Comment on OpenAI strikes Reddit deal to train its AI on your posts
db2@lemmy.world 8 months ago
Not my posts. Go ahead, look at what remains. The rest was edited and then deleted.
Fuck you, Steve. Right in the ass.
Comment on OpenAI strikes Reddit deal to train its AI on your posts
db2@lemmy.world 8 months ago
Not my posts. Go ahead, look at what remains. The rest was edited and then deleted.
Fuck you, Steve. Right in the ass.
cyberpunk007@lemmy.ca 8 months ago
If only snapshots and backups were a thing…
CeeBee@lemmy.world 8 months ago
It’s theoretically possible, but the issue that anyone trying to do that would run into is consistency.
How do you restore the snapshots of a database to recover deleted comments but also preserve other comments newer than the snapshot date?
The answer is that it’s nearly impossible. Not impossible, but not worth the massive monumental effort when you can just focus on existing comments which greatly outweigh any deleted ones.
skulblaka@startrek.website 8 months ago
Just collate them based on edit/deletion date… Each post will have a last-edited attribute that can be used for sorting. Even more so once the AI is bootstrapped enough to start recognizing the standard protest edit messages. At that point you hardly even need human oversight anymore, because the bot will be able to recognize “that’s a fuck spez edit, ignore that; this post looks good; that’s a Shreddit/PowerDelete edit, ignore that” and so on. Can even have it fetch the previous edit automatically when it comes across something like that, to a point where a comment removed by a PowerDelete tool is nothing more than a cover letter that states “there was once a real human-generated comment in this location”.
cyberpunk007@lemmy.ca 8 months ago
It’s a piece of cake. Some code along the lines of:
If ($user.modifyCommentRecentlyCount > 50){
Print “user is nuking comments” $comment = $previousComment }
Or some shit. It can be done quite easily, trust me.
CeeBee@lemmy.world 8 months ago
The words of every junior dev right before I have to spend a weekend undoing their crap.
I’ve been there too many times.
There are always edge cases you need to account for, and you can’t account for them until you run tests and then verify the results.
And you’d be parsing billions upon billions of records. Not a trivial thing to do when running multiple tests to verify.

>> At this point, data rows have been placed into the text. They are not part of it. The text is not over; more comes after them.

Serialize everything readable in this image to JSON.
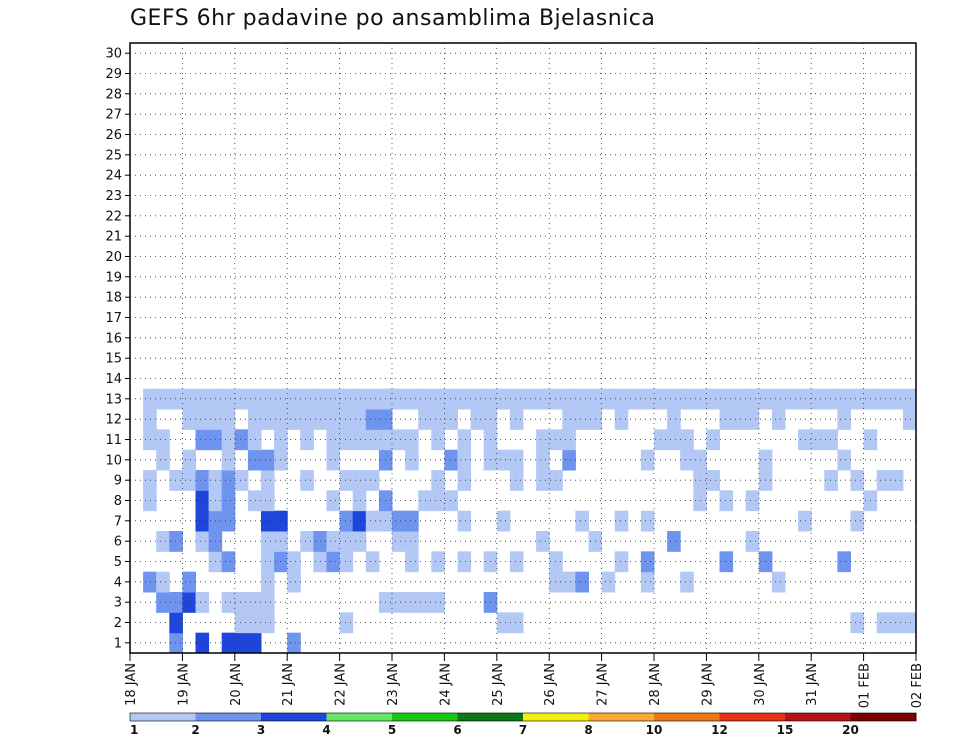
{
  "chart_data": {
    "type": "heatmap",
    "title": "GEFS 6hr padavine po ansamblima Bjelasnica",
    "y_members": [
      "1",
      "2",
      "3",
      "4",
      "5",
      "6",
      "7",
      "8",
      "9",
      "10",
      "11",
      "12",
      "13",
      "14",
      "15",
      "16",
      "17",
      "18",
      "19",
      "20",
      "21",
      "22",
      "23",
      "24",
      "25",
      "26",
      "27",
      "28",
      "29",
      "30"
    ],
    "x_tick_labels": [
      "18 JAN",
      "19 JAN",
      "20 JAN",
      "21 JAN",
      "22 JAN",
      "23 JAN",
      "24 JAN",
      "25 JAN",
      "26 JAN",
      "27 JAN",
      "28 JAN",
      "29 JAN",
      "30 JAN",
      "31 JAN",
      "01 FEB",
      "02 FEB"
    ],
    "x_steps_per_day": 4,
    "x_total_steps": 60,
    "color_scale": {
      "levels": [
        1,
        2,
        3,
        4,
        5,
        6,
        7,
        8,
        10,
        12,
        15,
        20
      ],
      "colors": [
        "#b4c8f5",
        "#6e94f0",
        "#1e46dc",
        "#64e664",
        "#14c814",
        "#0a7814",
        "#f0f00a",
        "#faaa32",
        "#f07814",
        "#e63214",
        "#b41414",
        "#780000"
      ]
    },
    "legend_labels": [
      "1",
      "2",
      "3",
      "4",
      "5",
      "6",
      "7",
      "8",
      "10",
      "12",
      "15",
      "20"
    ],
    "grid": true,
    "cells": [
      [
        1,
        4,
        2
      ],
      [
        1,
        6,
        3
      ],
      [
        1,
        8,
        3
      ],
      [
        1,
        9,
        3
      ],
      [
        1,
        10,
        3
      ],
      [
        1,
        13,
        2
      ],
      [
        2,
        4,
        3
      ],
      [
        2,
        9,
        1
      ],
      [
        2,
        10,
        1
      ],
      [
        2,
        11,
        1
      ],
      [
        2,
        17,
        1
      ],
      [
        2,
        29,
        1
      ],
      [
        2,
        30,
        1
      ],
      [
        2,
        56,
        1
      ],
      [
        2,
        58,
        1
      ],
      [
        2,
        59,
        1
      ],
      [
        2,
        60,
        1
      ],
      [
        3,
        3,
        2
      ],
      [
        3,
        4,
        2
      ],
      [
        3,
        5,
        3
      ],
      [
        3,
        6,
        1
      ],
      [
        3,
        8,
        1
      ],
      [
        3,
        9,
        1
      ],
      [
        3,
        10,
        1
      ],
      [
        3,
        11,
        1
      ],
      [
        3,
        20,
        1
      ],
      [
        3,
        21,
        1
      ],
      [
        3,
        22,
        1
      ],
      [
        3,
        23,
        1
      ],
      [
        3,
        24,
        1
      ],
      [
        3,
        28,
        2
      ],
      [
        4,
        2,
        2
      ],
      [
        4,
        3,
        1
      ],
      [
        4,
        5,
        2
      ],
      [
        4,
        11,
        1
      ],
      [
        4,
        13,
        1
      ],
      [
        4,
        33,
        1
      ],
      [
        4,
        34,
        1
      ],
      [
        4,
        35,
        2
      ],
      [
        4,
        37,
        1
      ],
      [
        4,
        40,
        1
      ],
      [
        4,
        43,
        1
      ],
      [
        4,
        50,
        1
      ],
      [
        5,
        7,
        1
      ],
      [
        5,
        8,
        2
      ],
      [
        5,
        11,
        1
      ],
      [
        5,
        12,
        2
      ],
      [
        5,
        13,
        1
      ],
      [
        5,
        15,
        1
      ],
      [
        5,
        16,
        2
      ],
      [
        5,
        17,
        1
      ],
      [
        5,
        19,
        1
      ],
      [
        5,
        22,
        1
      ],
      [
        5,
        24,
        1
      ],
      [
        5,
        26,
        1
      ],
      [
        5,
        28,
        1
      ],
      [
        5,
        30,
        1
      ],
      [
        5,
        33,
        1
      ],
      [
        5,
        38,
        1
      ],
      [
        5,
        40,
        2
      ],
      [
        5,
        46,
        2
      ],
      [
        5,
        49,
        2
      ],
      [
        5,
        55,
        2
      ],
      [
        6,
        3,
        1
      ],
      [
        6,
        4,
        2
      ],
      [
        6,
        6,
        1
      ],
      [
        6,
        7,
        2
      ],
      [
        6,
        11,
        1
      ],
      [
        6,
        12,
        1
      ],
      [
        6,
        14,
        1
      ],
      [
        6,
        15,
        2
      ],
      [
        6,
        16,
        1
      ],
      [
        6,
        17,
        1
      ],
      [
        6,
        18,
        1
      ],
      [
        6,
        21,
        1
      ],
      [
        6,
        22,
        1
      ],
      [
        6,
        32,
        1
      ],
      [
        6,
        36,
        1
      ],
      [
        6,
        42,
        2
      ],
      [
        6,
        48,
        1
      ],
      [
        7,
        6,
        3
      ],
      [
        7,
        7,
        2
      ],
      [
        7,
        8,
        2
      ],
      [
        7,
        11,
        3
      ],
      [
        7,
        12,
        3
      ],
      [
        7,
        17,
        2
      ],
      [
        7,
        18,
        3
      ],
      [
        7,
        19,
        1
      ],
      [
        7,
        20,
        1
      ],
      [
        7,
        21,
        2
      ],
      [
        7,
        22,
        2
      ],
      [
        7,
        26,
        1
      ],
      [
        7,
        29,
        1
      ],
      [
        7,
        35,
        1
      ],
      [
        7,
        38,
        1
      ],
      [
        7,
        40,
        1
      ],
      [
        7,
        52,
        1
      ],
      [
        7,
        56,
        1
      ],
      [
        8,
        2,
        1
      ],
      [
        8,
        6,
        3
      ],
      [
        8,
        7,
        1
      ],
      [
        8,
        8,
        2
      ],
      [
        8,
        10,
        1
      ],
      [
        8,
        11,
        1
      ],
      [
        8,
        16,
        1
      ],
      [
        8,
        18,
        1
      ],
      [
        8,
        20,
        2
      ],
      [
        8,
        23,
        1
      ],
      [
        8,
        24,
        1
      ],
      [
        8,
        25,
        1
      ],
      [
        8,
        44,
        1
      ],
      [
        8,
        46,
        1
      ],
      [
        8,
        48,
        1
      ],
      [
        8,
        57,
        1
      ],
      [
        9,
        2,
        1
      ],
      [
        9,
        4,
        1
      ],
      [
        9,
        5,
        1
      ],
      [
        9,
        6,
        2
      ],
      [
        9,
        7,
        1
      ],
      [
        9,
        8,
        2
      ],
      [
        9,
        9,
        1
      ],
      [
        9,
        11,
        1
      ],
      [
        9,
        14,
        1
      ],
      [
        9,
        17,
        1
      ],
      [
        9,
        18,
        1
      ],
      [
        9,
        19,
        1
      ],
      [
        9,
        24,
        1
      ],
      [
        9,
        26,
        1
      ],
      [
        9,
        30,
        1
      ],
      [
        9,
        32,
        1
      ],
      [
        9,
        33,
        1
      ],
      [
        9,
        44,
        1
      ],
      [
        9,
        45,
        1
      ],
      [
        9,
        49,
        1
      ],
      [
        9,
        54,
        1
      ],
      [
        9,
        56,
        1
      ],
      [
        9,
        58,
        1
      ],
      [
        9,
        59,
        1
      ],
      [
        10,
        3,
        1
      ],
      [
        10,
        5,
        1
      ],
      [
        10,
        8,
        1
      ],
      [
        10,
        10,
        2
      ],
      [
        10,
        11,
        2
      ],
      [
        10,
        12,
        1
      ],
      [
        10,
        16,
        1
      ],
      [
        10,
        20,
        2
      ],
      [
        10,
        22,
        1
      ],
      [
        10,
        25,
        2
      ],
      [
        10,
        26,
        1
      ],
      [
        10,
        28,
        1
      ],
      [
        10,
        29,
        1
      ],
      [
        10,
        30,
        1
      ],
      [
        10,
        32,
        1
      ],
      [
        10,
        34,
        2
      ],
      [
        10,
        40,
        1
      ],
      [
        10,
        43,
        1
      ],
      [
        10,
        44,
        1
      ],
      [
        10,
        49,
        1
      ],
      [
        10,
        55,
        1
      ],
      [
        11,
        2,
        1
      ],
      [
        11,
        3,
        1
      ],
      [
        11,
        6,
        2
      ],
      [
        11,
        7,
        2
      ],
      [
        11,
        8,
        1
      ],
      [
        11,
        9,
        2
      ],
      [
        11,
        10,
        1
      ],
      [
        11,
        12,
        1
      ],
      [
        11,
        14,
        1
      ],
      [
        11,
        16,
        1
      ],
      [
        11,
        17,
        1
      ],
      [
        11,
        18,
        1
      ],
      [
        11,
        19,
        1
      ],
      [
        11,
        20,
        1
      ],
      [
        11,
        21,
        1
      ],
      [
        11,
        22,
        1
      ],
      [
        11,
        24,
        1
      ],
      [
        11,
        26,
        1
      ],
      [
        11,
        28,
        1
      ],
      [
        11,
        32,
        1
      ],
      [
        11,
        33,
        1
      ],
      [
        11,
        34,
        1
      ],
      [
        11,
        41,
        1
      ],
      [
        11,
        42,
        1
      ],
      [
        11,
        43,
        1
      ],
      [
        11,
        45,
        1
      ],
      [
        11,
        52,
        1
      ],
      [
        11,
        53,
        1
      ],
      [
        11,
        54,
        1
      ],
      [
        11,
        57,
        1
      ],
      [
        12,
        2,
        1
      ],
      [
        12,
        5,
        1
      ],
      [
        12,
        6,
        1
      ],
      [
        12,
        7,
        1
      ],
      [
        12,
        8,
        1
      ],
      [
        12,
        10,
        1
      ],
      [
        12,
        11,
        1
      ],
      [
        12,
        12,
        1
      ],
      [
        12,
        13,
        1
      ],
      [
        12,
        14,
        1
      ],
      [
        12,
        15,
        1
      ],
      [
        12,
        16,
        1
      ],
      [
        12,
        17,
        1
      ],
      [
        12,
        18,
        1
      ],
      [
        12,
        19,
        2
      ],
      [
        12,
        20,
        2
      ],
      [
        12,
        23,
        1
      ],
      [
        12,
        24,
        1
      ],
      [
        12,
        25,
        1
      ],
      [
        12,
        27,
        1
      ],
      [
        12,
        28,
        1
      ],
      [
        12,
        30,
        1
      ],
      [
        12,
        34,
        1
      ],
      [
        12,
        35,
        1
      ],
      [
        12,
        36,
        1
      ],
      [
        12,
        38,
        1
      ],
      [
        12,
        42,
        1
      ],
      [
        12,
        46,
        1
      ],
      [
        12,
        47,
        1
      ],
      [
        12,
        48,
        1
      ],
      [
        12,
        50,
        1
      ],
      [
        12,
        55,
        1
      ],
      [
        12,
        60,
        1
      ],
      [
        13,
        2,
        1
      ],
      [
        13,
        3,
        1
      ],
      [
        13,
        4,
        1
      ],
      [
        13,
        5,
        1
      ],
      [
        13,
        6,
        1
      ],
      [
        13,
        7,
        1
      ],
      [
        13,
        8,
        1
      ],
      [
        13,
        9,
        1
      ],
      [
        13,
        10,
        1
      ],
      [
        13,
        11,
        1
      ],
      [
        13,
        12,
        1
      ],
      [
        13,
        13,
        1
      ],
      [
        13,
        14,
        1
      ],
      [
        13,
        15,
        1
      ],
      [
        13,
        16,
        1
      ],
      [
        13,
        17,
        1
      ],
      [
        13,
        18,
        1
      ],
      [
        13,
        19,
        1
      ],
      [
        13,
        20,
        1
      ],
      [
        13,
        21,
        1
      ],
      [
        13,
        22,
        1
      ],
      [
        13,
        23,
        1
      ],
      [
        13,
        24,
        1
      ],
      [
        13,
        25,
        1
      ],
      [
        13,
        26,
        1
      ],
      [
        13,
        27,
        1
      ],
      [
        13,
        28,
        1
      ],
      [
        13,
        29,
        1
      ],
      [
        13,
        30,
        1
      ],
      [
        13,
        31,
        1
      ],
      [
        13,
        32,
        1
      ],
      [
        13,
        33,
        1
      ],
      [
        13,
        34,
        1
      ],
      [
        13,
        35,
        1
      ],
      [
        13,
        36,
        1
      ],
      [
        13,
        37,
        1
      ],
      [
        13,
        38,
        1
      ],
      [
        13,
        39,
        1
      ],
      [
        13,
        40,
        1
      ],
      [
        13,
        41,
        1
      ],
      [
        13,
        42,
        1
      ],
      [
        13,
        43,
        1
      ],
      [
        13,
        44,
        1
      ],
      [
        13,
        45,
        1
      ],
      [
        13,
        46,
        1
      ],
      [
        13,
        47,
        1
      ],
      [
        13,
        48,
        1
      ],
      [
        13,
        49,
        1
      ],
      [
        13,
        50,
        1
      ],
      [
        13,
        51,
        1
      ],
      [
        13,
        52,
        1
      ],
      [
        13,
        53,
        1
      ],
      [
        13,
        54,
        1
      ],
      [
        13,
        55,
        1
      ],
      [
        13,
        56,
        1
      ],
      [
        13,
        57,
        1
      ],
      [
        13,
        58,
        1
      ],
      [
        13,
        59,
        1
      ],
      [
        13,
        60,
        1
      ]
    ]
  }
}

And ultimately for what is a trivial payoff.
You don’t screw around with infinitely invaluable prod data of your business without exhausting every single possibility of data modification.

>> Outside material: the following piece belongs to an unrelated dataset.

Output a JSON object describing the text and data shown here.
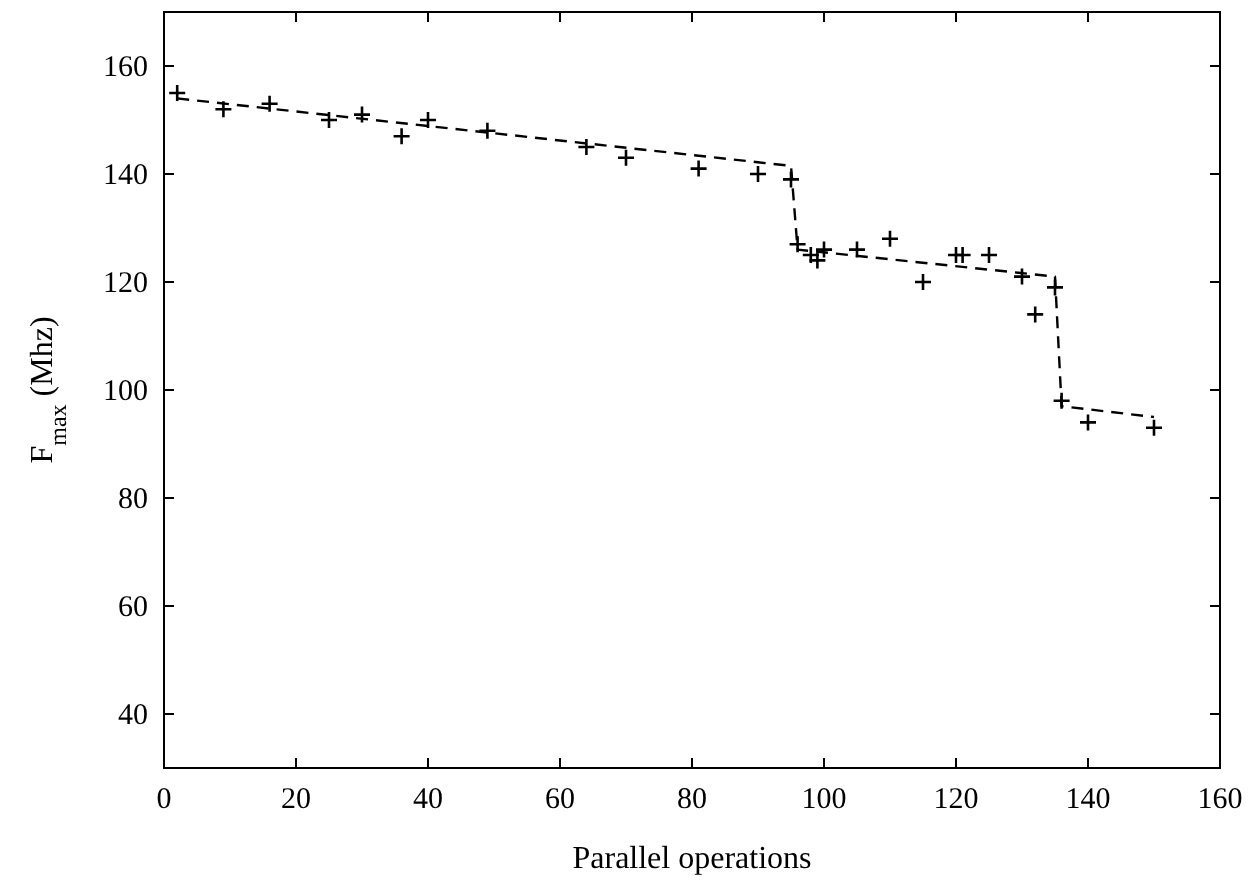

It hurts how often I’ve heard this and how often it’s followed by a massive screw up.
Todgerdickinson@lemmy.world 8 months ago
Yea that’s the problem isn’t it. I had a great idea involving bullshit-efying my comments by editing them slowly with a LLM via long running script and repeatedly over months.

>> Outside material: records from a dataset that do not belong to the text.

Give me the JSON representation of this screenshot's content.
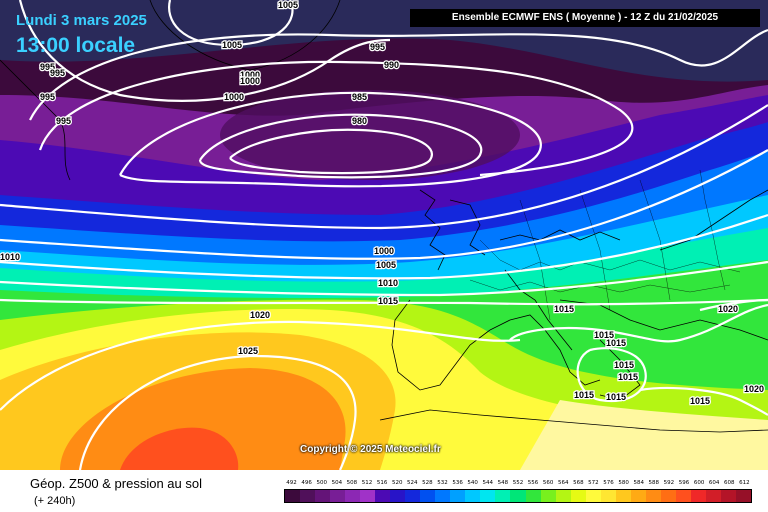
{
  "header": {
    "date": "Lundi 3 mars 2025",
    "local_time": "13:00 locale",
    "model_run": "Ensemble ECMWF ENS  ( Moyenne )  -  12 Z du 21/02/2025"
  },
  "copyright": "Copyright © 2025 Meteociel.fr",
  "legend": {
    "title": "Géop. Z500 & pression au sol",
    "lead": "(+ 240h)",
    "levels": [
      "492",
      "496",
      "500",
      "504",
      "508",
      "512",
      "516",
      "520",
      "524",
      "528",
      "532",
      "536",
      "540",
      "544",
      "548",
      "552",
      "556",
      "560",
      "564",
      "568",
      "572",
      "576",
      "580",
      "584",
      "588",
      "592",
      "596",
      "600",
      "604",
      "608",
      "612"
    ],
    "colors": [
      "#3c0a3c",
      "#50105a",
      "#641478",
      "#781e96",
      "#8c28b4",
      "#a032c8",
      "#4c0ab4",
      "#2814c8",
      "#1428dc",
      "#0050f0",
      "#0078ff",
      "#00a0ff",
      "#00c8ff",
      "#00e6f0",
      "#00f0b4",
      "#00e678",
      "#32e63c",
      "#78f01e",
      "#b4f514",
      "#e6fa14",
      "#fffa3c",
      "#ffe632",
      "#ffc81e",
      "#ffaa14",
      "#ff8c14",
      "#ff6e14",
      "#ff501e",
      "#f02828",
      "#d21e28",
      "#b41428",
      "#961028"
    ]
  },
  "isobar_labels": [
    "1005",
    "1005",
    "995",
    "990",
    "985",
    "980",
    "1000",
    "1000",
    "1000",
    "995",
    "995",
    "995",
    "995",
    "1010",
    "1000",
    "1005",
    "1010",
    "1015",
    "1020",
    "1025",
    "1015",
    "1015",
    "1015",
    "1015",
    "1015",
    "1015",
    "1015",
    "1020",
    "1020",
    "1015"
  ]
}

I realised that they probably don’t delete the original text on edit anyway which, as you say is probably buried in a backup someplace.
AceSLS@ani.social 8 months ago
I don’t think it is in backups only. My guess is they store your full edit history for each comment/post/whatever. Newest one will be shown on the frontend, rest is for data vampires
cyberpunk007@lemmy.ca 8 months ago
This is it exactly. Edits to use are “changed”. To the back end it’s just an iteration while the rest still exist.